The classic Heroku-Salesforce loop is provisioning Heroku Connect on an existing Heroku app and pointing it at a Salesforce org. The setup takes about an hour.

  1. Create or pick the Heroku app

    From dashboard.heroku.com, create the app or open an existing one. Confirm the app has Heroku Postgres provisioned.

  2. Provision Heroku Connect

    Click the Add-ons tab, search for Heroku Connect, pick a plan, and provision. The add-on appears in the resources list.

  3. Authorize a Salesforce org

    Open Heroku Connect, click Set Up Connection, OAuth into the target Salesforce org. The connection grants Heroku Connect access to read and write objects.

  4. Map objects and fields

    Pick the Salesforce objects to sync. For each, choose a Postgres schema and table name, pick the fields to sync, and pick the sync direction (Read Only, Read Write).

  5. Test the sync

    Insert a row in the Postgres table; verify the Salesforce record appears within seconds. Update the Salesforce record; verify the Postgres row updates. Diagnose any sync errors in the Heroku Connect logs.

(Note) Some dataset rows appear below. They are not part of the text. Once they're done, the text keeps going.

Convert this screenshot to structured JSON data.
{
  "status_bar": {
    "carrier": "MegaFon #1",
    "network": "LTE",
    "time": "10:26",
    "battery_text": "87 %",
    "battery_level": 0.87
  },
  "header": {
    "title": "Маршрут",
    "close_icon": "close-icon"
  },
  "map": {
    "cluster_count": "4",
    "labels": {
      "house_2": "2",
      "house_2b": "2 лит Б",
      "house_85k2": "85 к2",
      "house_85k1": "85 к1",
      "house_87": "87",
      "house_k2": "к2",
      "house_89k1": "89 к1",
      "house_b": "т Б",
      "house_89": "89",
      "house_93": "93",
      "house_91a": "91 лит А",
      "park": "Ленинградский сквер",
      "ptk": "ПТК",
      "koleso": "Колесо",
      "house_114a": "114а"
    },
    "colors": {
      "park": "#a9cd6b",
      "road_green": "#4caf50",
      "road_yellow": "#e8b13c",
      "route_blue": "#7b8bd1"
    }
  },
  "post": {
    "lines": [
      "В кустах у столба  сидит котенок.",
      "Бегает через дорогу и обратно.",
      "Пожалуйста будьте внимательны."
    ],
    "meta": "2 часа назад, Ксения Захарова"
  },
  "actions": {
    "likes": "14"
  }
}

  6. Deploy app code that uses the data

    Build your Heroku app to read and write the synced Postgres tables. The app never talks to the Salesforce API directly; Heroku Connect handles all the API traffic and rate limiting.

Gotchas
  • Heroku Connect counts against Salesforce API limits. A high-volume sync of a busy object can exhaust the daily API call quota; size Heroku Connect plans accordingly.
  • The Common Runtime is not HIPAA-ready. Healthcare and finance customers need Heroku Private Spaces; the upgrade is significant in cost.
  • Heroku dynos restart roughly every 24 hours. Apps must handle restart cleanly; in-memory state is lost on restart.
  • The 30-second request timeout on the routing layer is fixed. Long-running requests (data exports, complex reports) need to move to background workers or use streaming responses.